En sollicitant un commissaire aux apports spécialisé ou en qualité d'Expert-comptable Khadiri & Co, ayant un savoir faire à vous partager. Protégez la responsabilité des fondateurs et, renforcez la crédibilité de votre structure auprès des investisseurs institutionnels. Des clauses spécifiques, des garanties,  et des gardes-fous sur la propriété et l'origine des actifs nécessitent une expertise à vous La transparence de la démarche sont le gage d'une croissance sereine pour toute entreprise souhaitant intégrer l'innovation blockchain dans ses fonds propres. 

 

Pour toute étude personnalisée de votre projet d'apport, vous envisagez un apport de cryptoactifs au capital de votre société ? Confiez votre dossier à Khadiri & Co pour sécuriser la valorisation, la preuve de propriété, la traçabilité des flux et le rapport du commissaire aux apports, ou vous constituer un dossier complet dans le cadre d'une transaction entre parties. https://www.khadiri.com/contact-devis

 

 

Article rédigé par Khadiri & Co

 

 

FAQ quelques réponses à vos questions :


1. Peut-on apporter du bitcoin ou d’autres cryptoactifs au capital d’une société ?
Oui, sous réserve de structurer l’opération comme un apport en nature et de sécuriser l’évaluation, la preuve de propriété et la traçabilité des actifs.

 

2. Les cryptoactifs sont-ils considérés comme des biens incorporels pour un apport en nature ?
Dans la pratique des opérations d’apport, ils sont appréhendés comme des actifs incorporels apportés en nature, ce qui impose une description précise, une valorisation motivée et un dossier probant sur leur propriété et leur transfert.

 

3.Quelle méthode d’évaluation retenir pour un apport de cryptoactifs ?
Pour les actifs liquides, un cours observable sur une plateforme de référence peut servir de base.

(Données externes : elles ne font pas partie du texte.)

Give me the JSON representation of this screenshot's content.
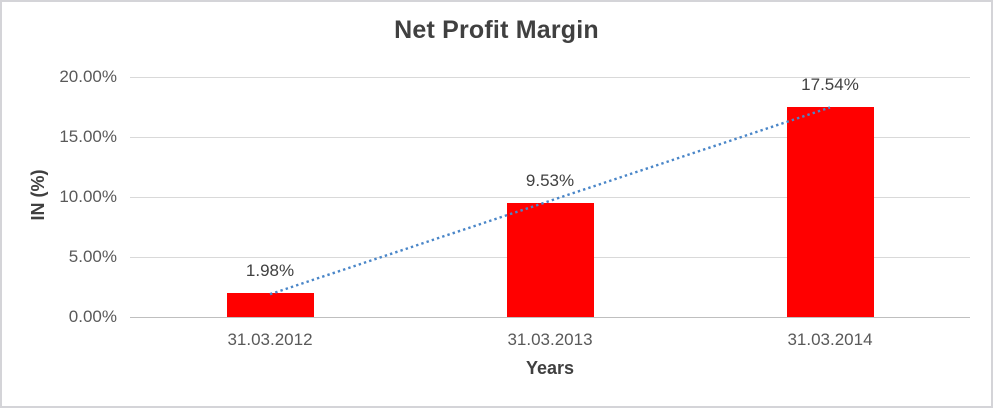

Pour les actifs volatils ou peu liquides, il est préférable d’utiliser une approche multicritères intégrant prix moyen, profondeur de marché et décotes de liquidité.

 

4. Pourquoi la traçabilité est-elle si importante ?
Parce qu’un cryptoactif peut être techniquement transférable sans que son origine économique soit suffisamment documentée. Le commissaire aux apports doit donc s’assurer que le dossier permet de reconstituer la chaîne de détention et d’apprécier la conformité du flux au regard des exigences LCB-FT.

 

5. Quels justificatifs faut-il fournir au commissaire aux apports ?
Il faut en général fournir les pièces d’identité, les documents juridiques de l’opération, les relevés de plateforme ou de conservation, les preuves de propriété ou de contrôle des wallets, les historiques de transactions et les éléments servant à la valorisation.

 

6. Quelles garanties la société bénéficiaire doit-elle obtenir ?
La société bénéficiaire doit obtenir des garanties sur la propriété, la libre disposition, l’absence de sûretés, l’origine licite des actifs et l’exactitude des déclarations remises pour l’opération.